The American Association for Physician Leadership is an educational organization focused on physicians who hold leadership and management positions. Its central offices are located in Tampa, Florida. Peter B. Angood is the chief executive officer of the 11,000-member organization.

History
The organization was founded in 1975 as the American Academy of Medical Directors (AAMD) in Alexandria, Virginia. The primary focus of the association's activities has been encouraging physicians to assume more active roles in the leadership and management of organizations in the health care industry and helping physicians acquire leadership and management skills. In 1982, AAMD moved its headquarters to Tampa. In 1980, the name was changed to the American College of Physician Executives (ACPE). In 2014 the organization rebranded and became the American Association for Physician Leadership with the stated goal of broadening the scope of programs, products and services.

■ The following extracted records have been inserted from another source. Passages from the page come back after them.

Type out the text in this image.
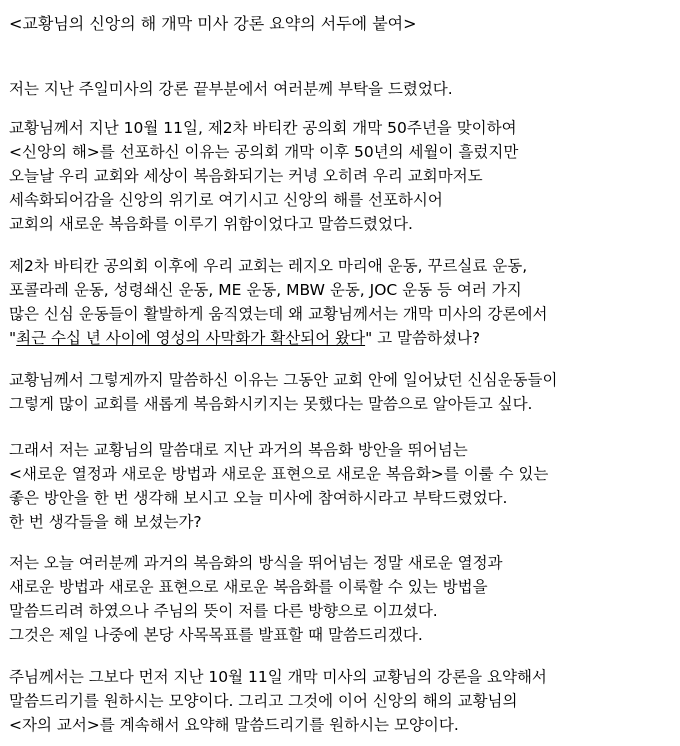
<교황님의 신앙의 해 개막 미사 강론 요약의 서두에 붙여>
저는 지난 주일미사의 강론 끝부분에서 여러분께 부탁을 드렸었다.
교황님께서 지난 10월 11일, 제2차 바티칸 공의회 개막 50주년을 맞이하여
<신앙의 해>를 선포하신 이유는 공의회 개막 이후 50년의 세월이 흘렀지만
오늘날 우리 교회와 세상이 복음화되기는 커녕 오히려 우리 교회마저도
세속화되어감을 신앙의 위기로 여기시고 신앙의 해를 선포하시어
교회의 새로운 복음화를 이루기 위함이었다고 말씀드렸었다.
제2차 바티칸 공의회 이후에 우리 교회는 레지오 마리애 운동, 꾸르실료 운동,
포콜라레 운동, 성령쇄신 운동, ME 운동, MBW 운동, JOC 운동 등 여러 가지
많은 신심 운동들이 활발하게 움직였는데 왜 교황님께서는 개막 미사의 강론에서
"최근 수십 년 사이에 영성의 사막화가 확산되어 왔다" 고 말씀하셨나?
교황님께서 그렇게까지 말씀하신 이유는 그동안 교회 안에 일어났던 신심운동들이
그렇게 많이 교회를 새롭게 복음화시키지는 못했다는 말씀으로 알아듣고 싶다.
그래서 저는 교황님의 말씀대로 지난 과거의 복음화 방안을 뛰어넘는
<새로운 열정과 새로운 방법과 새로운 표현으로 새로운 복음화>를 이룰 수 있는
좋은 방안을 한 번 생각해 보시고 오늘 미사에 참여하시라고 부탁드렸었다.
한 번 생각들을 해 보셨는가?
저는 오늘 여러분께 과거의 복음화의 방식을 뛰어넘는 정말 새로운 열정과
새로운 방법과 새로운 표현으로 새로운 복음화를 이룩할 수 있는 방법을
말씀드리려 하였으나 주님의 뜻이 저를 다른 방향으로 이끄셨다.
그것은 제일 나중에 본당 사목목표를 발표할 때 말씀드리겠다.
주님께서는 그보다 먼저 지난 10월 11일 개막 미사의 교황님의 강론을 요약해서
말씀드리기를 원하시는 모양이다. 그리고 그것에 이어 신앙의 해의 교황님의
<자의 교서>를 계속해서 요약해 말씀드리기를 원하시는 모양이다.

The association states that it strives to support the physician workforce across the entire career span, from medical students to those in later career stages. This also includes physicians in clinical roles, nonclinical administrative roles and those on nontraditional physician career paths.

Mission Statement 
"It is our core belief that all physicians are leaders, and as such are especially vital in determining and effecting better healthcare services delivery and patient outcomes. We therefore endeavor to prepare physicians in diverse disciplines to be influential and effective leaders in the improvement, delivery and management of healthcare services."